Can (n-1) be Divisible by n for Any Natural Number n ≥ 5 and Not Prime?

[xax]

I need to prove this for any n natural, n>= 5, n not prime.

 

[dodo]

Think a bit about the prime factors of n... are they smaller than n? Then think of what (n-1)! means.

 

[HallsofIvy]

Dodo's hint is excellent- but the crucial point is whether the factors of n are less than n-1, not jus n itself!

 

[mathman]

If n is not prime, then n=j*k, where j and k are >1, therefore both <n. As a result both are factors in (n-1)!, so n divides (n-1)!.

 

[rodigee]

Almost there, one last thing to consider is the squares of prime numbers. What happens when n=9=3*3 for example? This is where the n>=5 comes in.

 

[xax]

You all have good points and I thought of all of them and the reason I've posted this is because of the square numbers as rodigee said.

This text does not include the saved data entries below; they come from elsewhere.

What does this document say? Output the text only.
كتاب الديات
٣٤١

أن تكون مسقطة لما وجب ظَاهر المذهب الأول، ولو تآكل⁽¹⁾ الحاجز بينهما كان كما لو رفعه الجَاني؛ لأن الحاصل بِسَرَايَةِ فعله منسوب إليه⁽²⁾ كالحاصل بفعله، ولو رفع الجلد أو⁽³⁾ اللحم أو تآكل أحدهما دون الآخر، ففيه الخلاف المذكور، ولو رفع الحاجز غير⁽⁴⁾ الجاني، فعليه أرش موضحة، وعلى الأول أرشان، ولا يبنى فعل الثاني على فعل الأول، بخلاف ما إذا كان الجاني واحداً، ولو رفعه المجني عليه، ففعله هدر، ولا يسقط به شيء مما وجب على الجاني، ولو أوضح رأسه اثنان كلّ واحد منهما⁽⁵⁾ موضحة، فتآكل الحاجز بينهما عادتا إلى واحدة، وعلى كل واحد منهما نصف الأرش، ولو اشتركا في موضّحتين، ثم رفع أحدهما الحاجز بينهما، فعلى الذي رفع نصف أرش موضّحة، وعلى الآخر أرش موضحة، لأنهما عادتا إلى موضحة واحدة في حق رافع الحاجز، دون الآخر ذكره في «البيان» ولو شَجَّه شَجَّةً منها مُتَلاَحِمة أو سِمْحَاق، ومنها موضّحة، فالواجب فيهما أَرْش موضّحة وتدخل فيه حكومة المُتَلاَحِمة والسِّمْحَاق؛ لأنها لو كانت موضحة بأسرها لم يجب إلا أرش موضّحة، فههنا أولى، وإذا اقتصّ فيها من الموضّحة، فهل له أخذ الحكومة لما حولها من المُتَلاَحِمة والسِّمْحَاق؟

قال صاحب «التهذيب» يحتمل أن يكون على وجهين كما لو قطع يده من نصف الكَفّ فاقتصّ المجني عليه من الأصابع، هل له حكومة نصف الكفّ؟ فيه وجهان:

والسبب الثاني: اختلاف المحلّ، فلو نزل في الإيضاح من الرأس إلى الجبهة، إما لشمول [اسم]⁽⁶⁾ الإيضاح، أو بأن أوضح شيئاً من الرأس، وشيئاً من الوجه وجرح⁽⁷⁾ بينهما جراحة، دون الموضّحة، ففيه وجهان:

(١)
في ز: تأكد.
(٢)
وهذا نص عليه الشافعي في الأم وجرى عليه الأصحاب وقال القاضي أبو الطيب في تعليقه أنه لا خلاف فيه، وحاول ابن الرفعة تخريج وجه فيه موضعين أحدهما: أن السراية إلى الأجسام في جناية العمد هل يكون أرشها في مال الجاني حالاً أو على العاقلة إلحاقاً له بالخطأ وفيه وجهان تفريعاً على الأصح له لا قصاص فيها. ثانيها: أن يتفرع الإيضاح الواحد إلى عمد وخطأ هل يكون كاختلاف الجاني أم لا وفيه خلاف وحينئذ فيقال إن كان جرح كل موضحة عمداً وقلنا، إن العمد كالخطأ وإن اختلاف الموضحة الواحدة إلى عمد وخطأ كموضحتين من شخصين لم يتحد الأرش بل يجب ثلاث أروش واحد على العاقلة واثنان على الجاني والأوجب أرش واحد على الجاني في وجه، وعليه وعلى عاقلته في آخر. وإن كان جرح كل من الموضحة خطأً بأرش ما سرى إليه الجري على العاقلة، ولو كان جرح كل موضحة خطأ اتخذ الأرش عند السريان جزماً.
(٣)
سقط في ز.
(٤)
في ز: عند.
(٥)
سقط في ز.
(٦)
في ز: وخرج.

Well I think if n = k*k then k is one of the numbers between 1 and n-1. since n=k*k then k divides (n-k) and this is smaller the n-1 which means n divides (n-1)!.

 

[rodigee]

Sorry, xax but I don't really understand your idea heh. This is how I see it:

$$n > 4$$ implies that

$$\sqrt{n} > 2$$ so we also have that $$\sqrt{n}\sqrt{n} > 2\sqrt{n}$$ or simply $$n > 2\sqrt{n}$$, meaning that $$2\sqrt{n}$$ and $$\sqrt{n}$$ both show up in $$(n-1)!$$ so we're good to go.

 

[xax]

You make perfect sense rodigee and this is a nicer demonstation than mine. Thank you.